Gazelle’s own studies found that within the same household, one member of a family could be constantly upgrading to the newest smartphone, with other members either taking the secondhand phone or buying a cheaper used model. Consumers who end up losing their phone but aren’t yet eligible for a discounted upgrade will also consider the used option.

A big driver of this trend has been the increased awareness of the true value of the smartphones. A subscriber who signs up for a two-year service contract only has to pay $199 for the basic iPhone 6. But that’s a discount the person receives for agreeing to stay locked into the carrier at a higher rate. Without the contract, that same iPhone 6 would cost $650.

The carriers are quickly shedding the subsidy model. T-Mobile has scrapped it completely, while a growing number of customers on AT&T and Verizon are opting to pay for their smartphones in exchange for lower service fees. Sprint offers a leasing program where customers turn their smartphones back in to Sprint after two years.

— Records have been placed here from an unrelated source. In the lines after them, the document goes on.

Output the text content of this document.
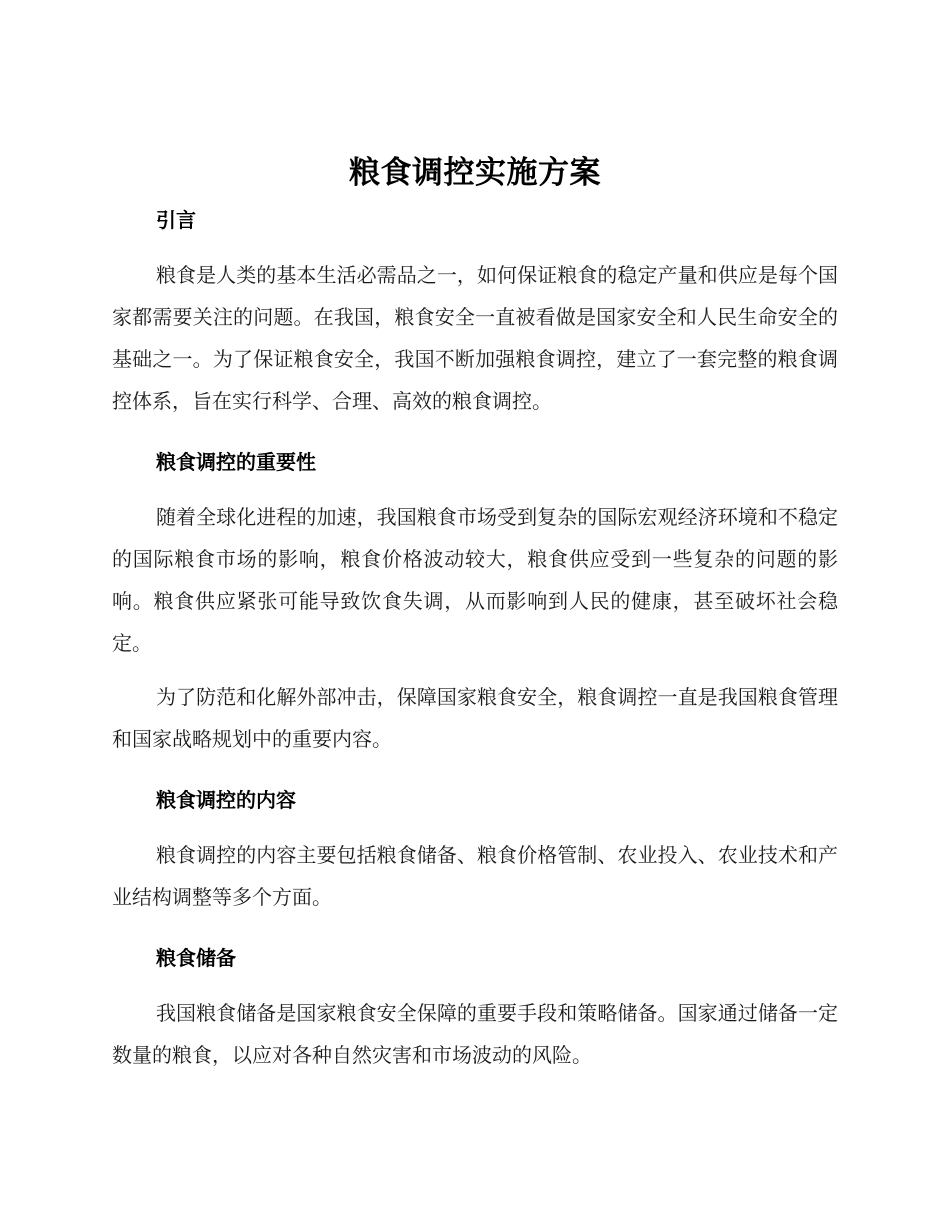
粮食调控实施方案
引言

粮食是人类的基本生活必需品之一，如何保证粮食的稳定产量和供应是每个国家都需要关注的问题。在我国，粮食安全一直被看做是国家安全和人民生命安全的基础之一。为了保证粮食安全，我国不断加强粮食调控，建立了一套完整的粮食调控体系，旨在实行科学、合理、高效的粮食调控。

粮食调控的重要性

随着全球化进程的加速，我国粮食市场受到复杂的国际宏观经济环境和不稳定的国际粮食市场的影响，粮食价格波动较大，粮食供应受到一些复杂的问题的影响。粮食供应紧张可能导致饮食失调，从而影响到人民的健康，甚至破坏社会稳定。

为了防范和化解外部冲击，保障国家粮食安全，粮食调控一直是我国粮食管理和国家战略规划中的重要内容。

粮食调控的内容

粮食调控的内容主要包括粮食储备、粮食价格管制、农业投入、农业技术和产业结构调整等多个方面。

粮食储备

我国粮食储备是国家粮食安全保障的重要手段和策略储备。国家通过储备一定数量的粮食，以应对各种自然灾害和市场波动的风险。
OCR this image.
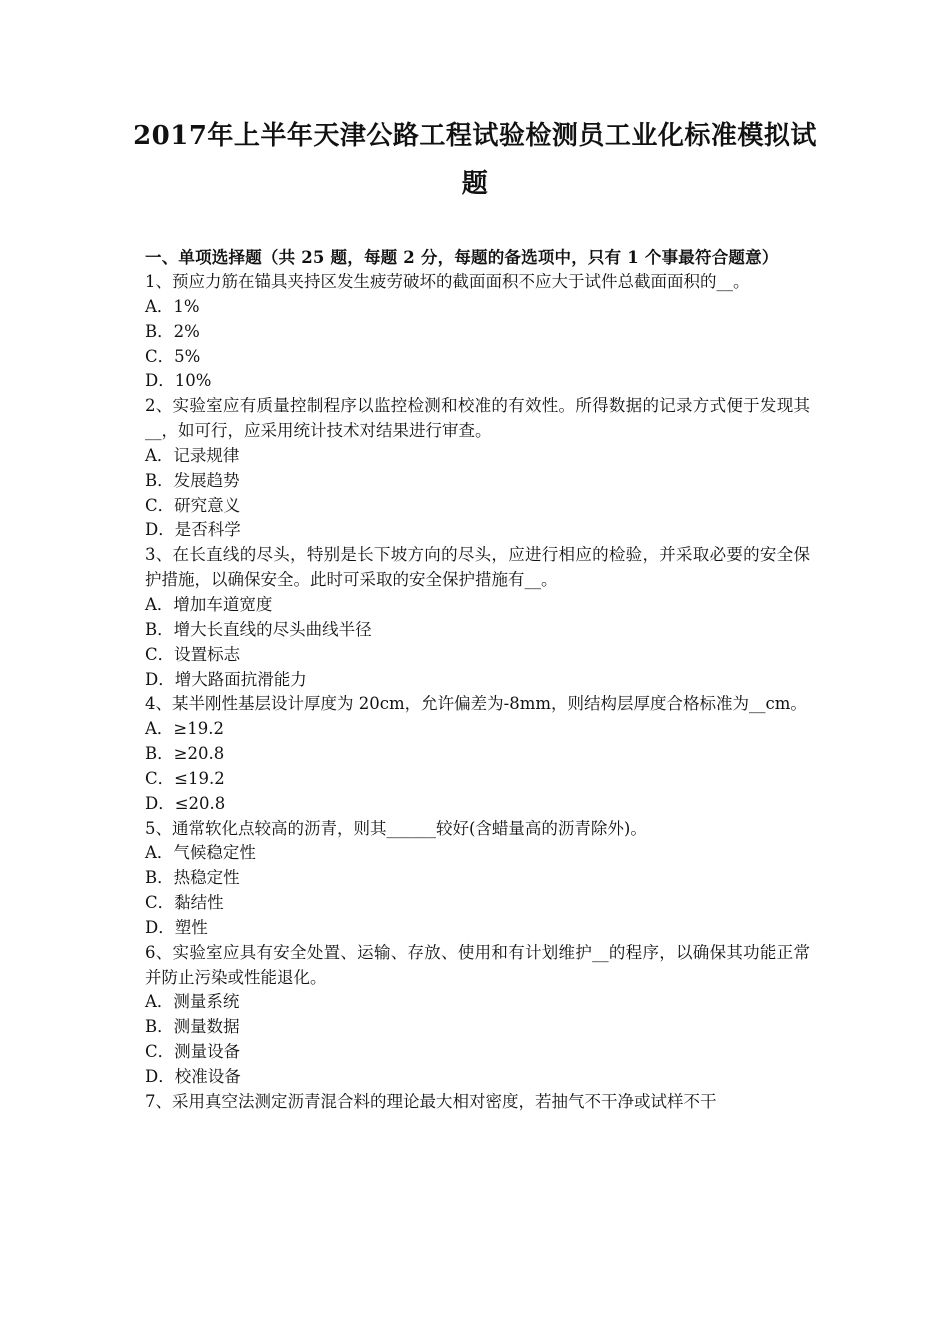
2017年上半年天津公路工程试验检测员工业化标准模拟试
题
一、单项选择题（共 25 题，每题 2 分，每题的备选项中，只有 1 个事最符合题意）
1、预应力筋在锚具夹持区发生疲劳破坏的截面面积不应大于试件总截面面积的__。
A．1%
B．2%
C．5%
D．10%
2、实验室应有质量控制程序以监控检测和校准的有效性。所得数据的记录方式便于发现其__，如可行，应采用统计技术对结果进行审查。
A．记录规律
B．发展趋势
C．研究意义
D．是否科学
3、在长直线的尽头，特别是长下坡方向的尽头，应进行相应的检验，并采取必要的安全保护措施，以确保安全。此时可采取的安全保护措施有__。
A．增加车道宽度
B．增大长直线的尽头曲线半径
C．设置标志
D．增大路面抗滑能力
4、某半刚性基层设计厚度为 20cm，允许偏差为-8mm，则结构层厚度合格标准为__cm。
A．≥19.2
B．≥20.8
C．≤19.2
D．≤20.8
5、通常软化点较高的沥青，则其______较好(含蜡量高的沥青除外)。
A．气候稳定性
B．热稳定性
C．黏结性
D．塑性
6、实验室应具有安全处置、运输、存放、使用和有计划维护__的程序，以确保其功能正常并防止污染或性能退化。
A．测量系统
B．测量数据
C．测量设备
D．校准设备
7、采用真空法测定沥青混合料的理论最大相对密度，若抽气不干净或试样不干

The growing used market could have an impact on the smartphone manufacturers themselves, since fewer consumers may consider its newest model, Escherich said. On the flip side, this model allows tech enthusiasts to keep upgrading — with most of them preferring to stick to a single brand.

Indeed, consumers have grown savvy about selling their existing smartphone to defray the cost of their new purchase — particularly ahead of the launch of a new iPhone or other flagship product. In 2009, only 9 percent of consumers sold their smartphones, according to a survey taken by Gazelle. By 2013, that number jumped to 31 percent.

Gazelle calls its products “certified pre-owned” smartphones, taking a page from car dealerships. The company takes the product and certifies that it is in working order, repairing major damage like the display or battery, and posts it on its own website.

It’s not alone in this business, with retailer GameStop, online stores and the carriers themselves offering used smartphones.

But Boston-based Gazelle has been so successful on the sales end that it needs to look for new sources of inventory, Sullivan said, adding that he was considering buying excess inventory from the carriers and affiliate partners.

“What we’re offering is a channel that provides better pricing than traditional wholesale markets,” he said. “It’s a commercial opportunity for players in this space.”